Before Jesus left Jerusalem that Sunday evening, Mark noted that “He looked around at everything.” He didn’t respond right away to what He saw. This is very important to note because we shouldn’t think that His response on Monday was something spontaneous. No, it was planned out in specific detail.
On Monday morning, Jesus prepared to make the 2-mile trip from Bethany to Jerusalem. The Gospels note quite frequently the amount of time Jesus spent in prayer, including beginning His day in conversation with His Father (see Mark 1:35). On this morning, He must have talked with His Father about everything He had seen in Jerusalem the day before.
En route to Jerusalem, Jesus encounters a fig tree that gives every appearance of life and vitality. It looks like it’s ready to serve people, but upon closer inspection, Jesus discovers that there is no fruit on it. He curses the tree for its deceptive outward appearance. This is definite foreshadowing for what’s about to happen!
Jesus enters the temple and begins to drive out merchants, and moneychangers, and dove sellers. He roars at them, “God says this is to be a place of prayer for all nations, but you have turned it into a den of robbers!” (see Matthew 21:12-17; Mark 11:15-19; and Luke 19:45-48).
The phrases house of prayer and den of robbers are direct quotations from Isaiah and Jeremiah, respectively (Isaiah 56:3-7; Jeremiah 7:1-11), but what do they mean?
- The Court of the Gentiles was open to all people, foreigners included.
- The Women’s Court was open to all Jews and, their “uncontaminated” wives.
- The Court of Israel was limited to male Jews who were clean and purified.
- The fourth court was the Holy Place limited to priests robed in their priestly vestments.
This buying and selling was undoubtedly happening in the Court of the Gentiles. As the Passover was approaching, people from all over the world were here—some purchasing animals to use as sacrifices, and some exchanging their foreign money for Israelite money for the temple tax.
There was a lot of hustle and bustle, but very little worship. This is what angered Jesus. The activity in the temple was like the fig tree He cursed—it looked like it was fruitful, but that was merely outward deception.
Were the merchants exploiting people? Perhaps. But they were certainly occupying the only space where non-Jews could worship. They were certainly becoming a distraction to any true worship activities.

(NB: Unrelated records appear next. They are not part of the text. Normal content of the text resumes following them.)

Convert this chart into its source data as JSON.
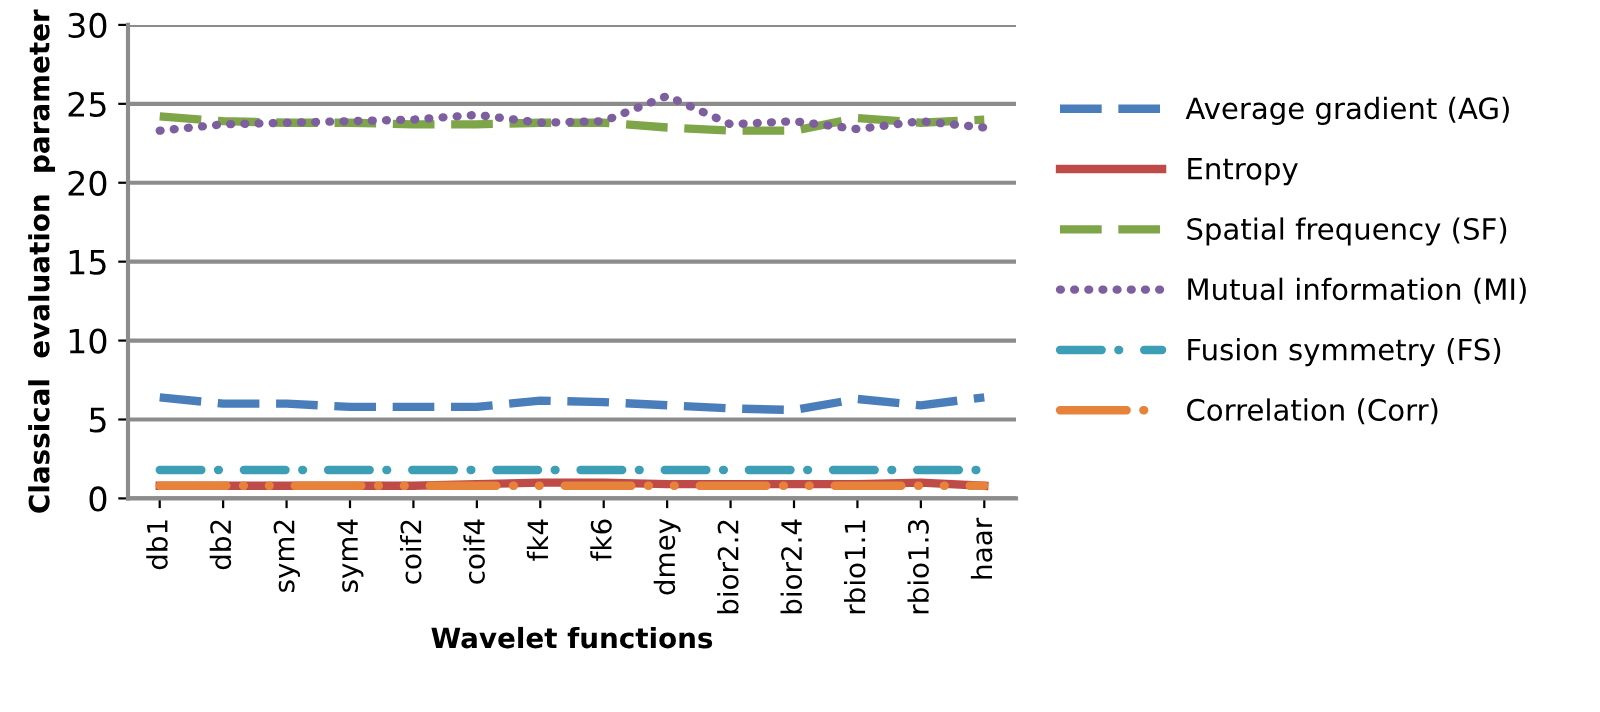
{
  "chart_data": {
    "type": "line",
    "xlabel": "Wavelet functions",
    "ylabel": "Classical  evaluation  parameter",
    "categories": [
      "db1",
      "db2",
      "sym2",
      "sym4",
      "coif2",
      "coif4",
      "fk4",
      "fk6",
      "dmey",
      "bior2.2",
      "bior2.4",
      "rbio1.1",
      "rbio1.3",
      "haar"
    ],
    "ylim": [
      0,
      30
    ],
    "yticks": [
      0,
      5,
      10,
      15,
      20,
      25,
      30
    ],
    "grid": "y",
    "legend": "right",
    "marker": "none",
    "series": [
      {
        "name": "Average gradient (AG)",
        "color": "#4a7ebb",
        "line_style": "dashed",
        "values": [
          6.4,
          6.0,
          6.0,
          5.8,
          5.8,
          5.8,
          6.2,
          6.1,
          5.9,
          5.7,
          5.6,
          6.3,
          5.9,
          6.4
        ]
      },
      {
        "name": "Entropy",
        "color": "#be4b48",
        "line_style": "solid",
        "values": [
          0.8,
          0.8,
          0.8,
          0.8,
          0.8,
          0.9,
          1.0,
          1.0,
          0.9,
          0.9,
          0.9,
          0.9,
          1.0,
          0.8
        ]
      },
      {
        "name": "Spatial frequency (SF)",
        "color": "#7ea548",
        "line_style": "dashed",
        "values": [
          24.2,
          23.9,
          23.8,
          23.8,
          23.7,
          23.7,
          23.8,
          23.8,
          23.5,
          23.3,
          23.3,
          24.1,
          23.8,
          24.0
        ]
      },
      {
        "name": "Mutual information (MI)",
        "color": "#7d5fa0",
        "line_style": "dotted",
        "values": [
          23.3,
          23.7,
          23.8,
          23.9,
          24.0,
          24.3,
          23.8,
          23.9,
          25.5,
          23.7,
          23.9,
          23.4,
          23.9,
          23.5
        ]
      },
      {
        "name": "Fusion symmetry (FS)",
        "color": "#3d9fb5",
        "line_style": "dashdot",
        "values": [
          1.8,
          1.8,
          1.8,
          1.8,
          1.8,
          1.8,
          1.8,
          1.8,
          1.8,
          1.8,
          1.8,
          1.8,
          1.8,
          1.8
        ]
      },
      {
        "name": "Correlation (Corr)",
        "color": "#e6823a",
        "line_style": "dashdotdot",
        "values": [
          0.8,
          0.8,
          0.8,
          0.8,
          0.8,
          0.8,
          0.8,
          0.8,
          0.8,
          0.8,
          0.8,
          0.8,
          0.8,
          0.8
        ]
      }
    ]
  }
}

They were clearly becoming the main attraction.
There are two important lessons in this outburst that Jesus gives to all His disciples:
- As our Christlikeness increases, our intolerance of religious showmanship should increase.
- As our Christlikeness increases, our intolerance of unrighteousness should increase—both a greater hate for sin and a greater love for sinners!
“Let the zeal of the house of the Lord ever eat you up. For example: do you see a brother running [toward sin]? Stop him, warn him, be grieved for him, if the zeal of God’s house has now eaten you up. Do you see others running and wanting to drink themselves drunk? Stop whom you can, hold whom you can, frighten whom you can; win in gentleness whom you can: do not in any way sit still and do nothing.” —Augustine
Christ’s passionate journey was out of love for us. Which means He hates anything that keeps us from His Father.
If you know God’s love, be zealous about those things that keep others from coming in to know God’s love for themselves. Not angry at people, but angry at practices and “religious shows” that hinder people from knowing God’s love like you know God’s love.